The saying “you don’t know what you’ve got ’til it’s gone” reminds us not to take things for granted. It is often when we no longer have something or someone that we recognise the value of what we’ve lost. This is true of international students in Australia whose numbers halved during the pandemic.

Can hindsight help us understand what we had and help to guide our future? That question lingers as tens of thousands of new and returning international students arrive back in Australia now that borders have reopened.

Students pursue international education for a variety of reasons. The main one is to improve their employment prospects.

International students are looking for high-quality, relevant curriculum and credentials that will best serve their career plans. While studying, they also seek social connections that help them to navigate local education and employment systems.

The pandemic created chaos and uncertainty about enrolments, border closures, flight availability and quarantine requirements. Over the past two years, many international students had to put their plans on hold. They hung on to the possibility of studying and working in Australia.
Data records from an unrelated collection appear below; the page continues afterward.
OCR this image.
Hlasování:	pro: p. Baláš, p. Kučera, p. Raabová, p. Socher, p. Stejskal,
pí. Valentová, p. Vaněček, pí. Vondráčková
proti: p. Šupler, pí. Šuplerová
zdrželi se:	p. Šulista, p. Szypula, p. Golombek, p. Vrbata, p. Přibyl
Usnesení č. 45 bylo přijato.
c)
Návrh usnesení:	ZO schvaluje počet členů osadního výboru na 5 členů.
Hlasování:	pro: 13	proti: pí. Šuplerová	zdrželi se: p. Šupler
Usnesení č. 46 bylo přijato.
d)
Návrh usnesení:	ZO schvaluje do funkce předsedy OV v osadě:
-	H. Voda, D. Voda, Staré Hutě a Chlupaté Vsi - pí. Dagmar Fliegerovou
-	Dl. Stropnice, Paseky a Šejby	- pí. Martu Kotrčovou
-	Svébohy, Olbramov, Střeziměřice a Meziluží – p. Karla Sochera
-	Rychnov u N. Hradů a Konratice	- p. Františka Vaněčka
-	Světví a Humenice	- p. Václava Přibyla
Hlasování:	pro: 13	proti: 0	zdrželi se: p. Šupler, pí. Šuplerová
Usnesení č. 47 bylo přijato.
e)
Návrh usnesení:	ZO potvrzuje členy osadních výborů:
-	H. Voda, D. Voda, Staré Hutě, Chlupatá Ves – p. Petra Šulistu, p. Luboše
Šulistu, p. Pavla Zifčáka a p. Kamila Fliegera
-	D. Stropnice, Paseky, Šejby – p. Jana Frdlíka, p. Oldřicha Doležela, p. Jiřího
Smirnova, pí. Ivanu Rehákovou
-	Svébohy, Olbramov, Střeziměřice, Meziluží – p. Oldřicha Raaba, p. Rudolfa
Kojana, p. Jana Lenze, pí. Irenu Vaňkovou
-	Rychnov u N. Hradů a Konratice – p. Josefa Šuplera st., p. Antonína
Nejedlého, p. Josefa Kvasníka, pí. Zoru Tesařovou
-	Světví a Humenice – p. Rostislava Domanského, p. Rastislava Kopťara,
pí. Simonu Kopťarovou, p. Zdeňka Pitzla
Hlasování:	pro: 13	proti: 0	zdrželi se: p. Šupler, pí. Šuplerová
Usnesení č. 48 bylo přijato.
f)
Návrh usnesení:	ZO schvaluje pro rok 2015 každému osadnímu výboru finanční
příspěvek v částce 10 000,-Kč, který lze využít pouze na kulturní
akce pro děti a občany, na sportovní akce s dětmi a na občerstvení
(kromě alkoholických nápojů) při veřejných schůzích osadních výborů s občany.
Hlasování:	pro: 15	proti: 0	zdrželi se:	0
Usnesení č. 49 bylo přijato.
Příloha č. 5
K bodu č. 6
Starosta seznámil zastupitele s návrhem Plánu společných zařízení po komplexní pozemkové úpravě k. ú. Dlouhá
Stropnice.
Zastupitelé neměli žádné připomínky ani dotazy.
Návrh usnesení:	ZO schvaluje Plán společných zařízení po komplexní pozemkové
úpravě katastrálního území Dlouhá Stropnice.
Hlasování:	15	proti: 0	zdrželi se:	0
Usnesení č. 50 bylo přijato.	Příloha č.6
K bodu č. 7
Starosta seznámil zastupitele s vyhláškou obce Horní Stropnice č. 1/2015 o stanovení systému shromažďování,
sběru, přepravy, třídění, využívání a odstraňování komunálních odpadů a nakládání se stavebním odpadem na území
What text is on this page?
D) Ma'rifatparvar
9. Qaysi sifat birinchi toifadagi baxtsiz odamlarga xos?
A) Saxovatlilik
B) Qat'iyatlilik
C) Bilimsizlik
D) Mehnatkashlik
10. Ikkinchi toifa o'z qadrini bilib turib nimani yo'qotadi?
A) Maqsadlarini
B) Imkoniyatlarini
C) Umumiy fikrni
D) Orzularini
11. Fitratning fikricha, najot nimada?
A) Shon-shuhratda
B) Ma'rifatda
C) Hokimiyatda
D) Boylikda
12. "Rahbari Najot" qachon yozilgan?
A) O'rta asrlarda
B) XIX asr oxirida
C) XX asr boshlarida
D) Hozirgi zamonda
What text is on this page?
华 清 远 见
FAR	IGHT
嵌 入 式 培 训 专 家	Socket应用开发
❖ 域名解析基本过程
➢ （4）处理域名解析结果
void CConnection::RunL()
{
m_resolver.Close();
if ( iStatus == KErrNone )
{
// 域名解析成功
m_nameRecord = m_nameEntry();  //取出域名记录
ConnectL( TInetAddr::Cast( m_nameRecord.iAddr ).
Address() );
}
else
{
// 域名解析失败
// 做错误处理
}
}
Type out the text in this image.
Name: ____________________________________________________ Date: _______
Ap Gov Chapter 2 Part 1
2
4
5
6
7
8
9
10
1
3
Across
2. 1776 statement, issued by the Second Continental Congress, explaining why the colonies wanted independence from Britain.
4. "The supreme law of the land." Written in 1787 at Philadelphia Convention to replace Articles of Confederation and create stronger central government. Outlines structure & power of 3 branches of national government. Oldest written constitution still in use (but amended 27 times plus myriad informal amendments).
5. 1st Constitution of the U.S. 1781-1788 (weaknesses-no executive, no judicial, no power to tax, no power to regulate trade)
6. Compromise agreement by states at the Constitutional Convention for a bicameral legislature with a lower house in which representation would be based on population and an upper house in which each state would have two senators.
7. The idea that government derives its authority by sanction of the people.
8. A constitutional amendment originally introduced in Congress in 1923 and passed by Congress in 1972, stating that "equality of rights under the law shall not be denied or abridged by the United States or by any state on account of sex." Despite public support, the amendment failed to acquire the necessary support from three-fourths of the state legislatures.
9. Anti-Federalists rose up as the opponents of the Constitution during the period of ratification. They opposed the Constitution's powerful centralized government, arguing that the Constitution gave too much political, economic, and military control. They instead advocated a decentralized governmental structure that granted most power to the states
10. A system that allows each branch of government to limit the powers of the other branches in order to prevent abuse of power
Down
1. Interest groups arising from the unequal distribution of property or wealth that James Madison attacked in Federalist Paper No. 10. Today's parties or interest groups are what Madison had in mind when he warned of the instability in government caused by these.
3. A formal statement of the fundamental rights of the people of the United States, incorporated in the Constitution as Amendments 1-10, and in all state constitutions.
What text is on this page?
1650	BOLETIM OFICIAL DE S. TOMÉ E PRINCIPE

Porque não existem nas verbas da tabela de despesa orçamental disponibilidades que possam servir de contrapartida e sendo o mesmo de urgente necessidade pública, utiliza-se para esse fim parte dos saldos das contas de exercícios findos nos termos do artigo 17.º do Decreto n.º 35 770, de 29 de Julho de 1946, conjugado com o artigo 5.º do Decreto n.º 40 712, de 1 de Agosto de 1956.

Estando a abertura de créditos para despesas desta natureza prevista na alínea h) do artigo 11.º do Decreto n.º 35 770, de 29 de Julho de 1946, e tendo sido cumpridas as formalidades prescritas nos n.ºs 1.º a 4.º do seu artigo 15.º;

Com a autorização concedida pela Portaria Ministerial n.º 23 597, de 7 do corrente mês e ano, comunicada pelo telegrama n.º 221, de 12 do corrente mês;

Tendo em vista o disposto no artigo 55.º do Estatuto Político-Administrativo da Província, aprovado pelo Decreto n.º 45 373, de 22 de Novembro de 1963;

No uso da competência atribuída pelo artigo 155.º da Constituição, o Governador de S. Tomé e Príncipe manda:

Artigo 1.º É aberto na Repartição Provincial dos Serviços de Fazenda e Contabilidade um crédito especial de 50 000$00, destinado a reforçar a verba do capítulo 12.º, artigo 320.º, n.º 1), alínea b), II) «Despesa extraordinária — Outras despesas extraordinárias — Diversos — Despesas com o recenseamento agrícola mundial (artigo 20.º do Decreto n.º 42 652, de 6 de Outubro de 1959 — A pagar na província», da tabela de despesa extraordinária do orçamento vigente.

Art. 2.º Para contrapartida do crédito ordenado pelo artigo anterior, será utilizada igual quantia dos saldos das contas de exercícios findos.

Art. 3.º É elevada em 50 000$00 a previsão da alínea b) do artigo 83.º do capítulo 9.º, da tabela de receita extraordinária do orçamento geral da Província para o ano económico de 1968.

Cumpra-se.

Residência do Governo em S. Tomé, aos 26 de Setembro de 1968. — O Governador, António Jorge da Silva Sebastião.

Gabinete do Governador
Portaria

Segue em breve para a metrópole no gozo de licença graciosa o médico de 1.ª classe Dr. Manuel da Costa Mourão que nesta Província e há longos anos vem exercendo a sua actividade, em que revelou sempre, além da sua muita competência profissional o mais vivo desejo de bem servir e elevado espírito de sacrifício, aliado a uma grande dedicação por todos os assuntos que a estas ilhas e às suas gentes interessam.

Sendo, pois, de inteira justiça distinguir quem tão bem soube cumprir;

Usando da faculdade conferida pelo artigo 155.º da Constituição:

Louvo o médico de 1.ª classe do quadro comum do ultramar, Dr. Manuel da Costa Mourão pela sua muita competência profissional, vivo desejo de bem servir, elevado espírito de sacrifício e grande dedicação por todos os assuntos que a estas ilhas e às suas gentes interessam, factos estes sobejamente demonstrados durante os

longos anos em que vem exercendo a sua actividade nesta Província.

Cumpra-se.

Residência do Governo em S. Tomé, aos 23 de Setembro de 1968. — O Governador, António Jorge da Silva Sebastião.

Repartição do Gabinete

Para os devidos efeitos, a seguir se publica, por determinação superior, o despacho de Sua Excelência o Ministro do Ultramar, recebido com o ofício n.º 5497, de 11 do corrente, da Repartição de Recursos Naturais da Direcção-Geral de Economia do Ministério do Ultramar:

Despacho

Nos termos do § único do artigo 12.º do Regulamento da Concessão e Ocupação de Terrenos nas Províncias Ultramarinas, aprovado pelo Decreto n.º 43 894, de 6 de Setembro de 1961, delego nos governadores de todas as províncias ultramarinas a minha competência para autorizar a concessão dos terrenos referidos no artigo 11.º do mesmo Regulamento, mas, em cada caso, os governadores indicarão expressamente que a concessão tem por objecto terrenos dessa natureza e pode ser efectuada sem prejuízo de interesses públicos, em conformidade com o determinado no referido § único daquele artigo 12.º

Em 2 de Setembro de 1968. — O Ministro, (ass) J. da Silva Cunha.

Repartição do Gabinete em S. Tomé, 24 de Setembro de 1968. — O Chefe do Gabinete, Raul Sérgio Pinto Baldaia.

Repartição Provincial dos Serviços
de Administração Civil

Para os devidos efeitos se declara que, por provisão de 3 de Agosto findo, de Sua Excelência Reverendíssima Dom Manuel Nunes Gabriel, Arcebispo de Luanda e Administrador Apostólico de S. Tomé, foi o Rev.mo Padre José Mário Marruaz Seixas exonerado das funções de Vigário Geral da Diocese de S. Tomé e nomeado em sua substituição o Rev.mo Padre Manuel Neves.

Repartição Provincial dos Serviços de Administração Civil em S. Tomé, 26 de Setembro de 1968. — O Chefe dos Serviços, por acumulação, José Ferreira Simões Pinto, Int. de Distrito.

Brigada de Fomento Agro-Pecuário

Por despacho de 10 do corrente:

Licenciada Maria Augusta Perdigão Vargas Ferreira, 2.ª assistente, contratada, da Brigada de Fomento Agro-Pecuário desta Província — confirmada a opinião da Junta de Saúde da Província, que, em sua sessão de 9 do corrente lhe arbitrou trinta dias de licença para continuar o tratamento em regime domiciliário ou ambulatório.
Let’s not forget, they can choose other countries that will be seeking highly educated and skilled graduates. Some have already moved on to countries where borders were open, such as Canada. These countries offered access to high-quality international education with fewer complications and greater certainty about transitioning to work visas.

Their absence hit us hard

Consider what Australia lost when so many international students were gone. In 2019, they contributed an estimated $40.3 billion to the economy. International education supported about 250,000 jobs in Australia.

Border closures reduced enrolments by up to 70% in some parts of the higher education sector.

The financial impacts on Australian universities have been smaller than originally predicted, but the loss of billions in revenue should not be discounted. Universities were exposed to the risks of depending on a never-ending flow of new international students and their tuition fees. The pandemic’s impacts on university finances led to the loss of as many as 35,000 academic and professional jobs.

Local communities and businesses also missed the consumer power of international students and visiting family members who purchased goods and services. Employers have struggled to find enough local workers for job vacancies that these students would fill.

Australia must extend the welcome mat.

The Australian government recently announced incentives for international students to return soon to help overcome labour shortages and stimulate market growth. Visa fee rebates and relaxed restrictions on allowable working hours are aimed at recovery in the international student market, while filling gaps in the workforce. What remains to be seen is how well entry-level and part-time jobs in service and hospitality will translate into future employment opportunities that match these students’ qualifications.

The fall in international student numbers also meant losing key resources for intercultural learning. Although many of us are longing to travel abroad for a dose of intercultural exposure, learning at home between local and international students is a relatively untapped resource. Increasing the numbers of international and local students studying together is part of the solution identified by the Australian Strategy for International Education.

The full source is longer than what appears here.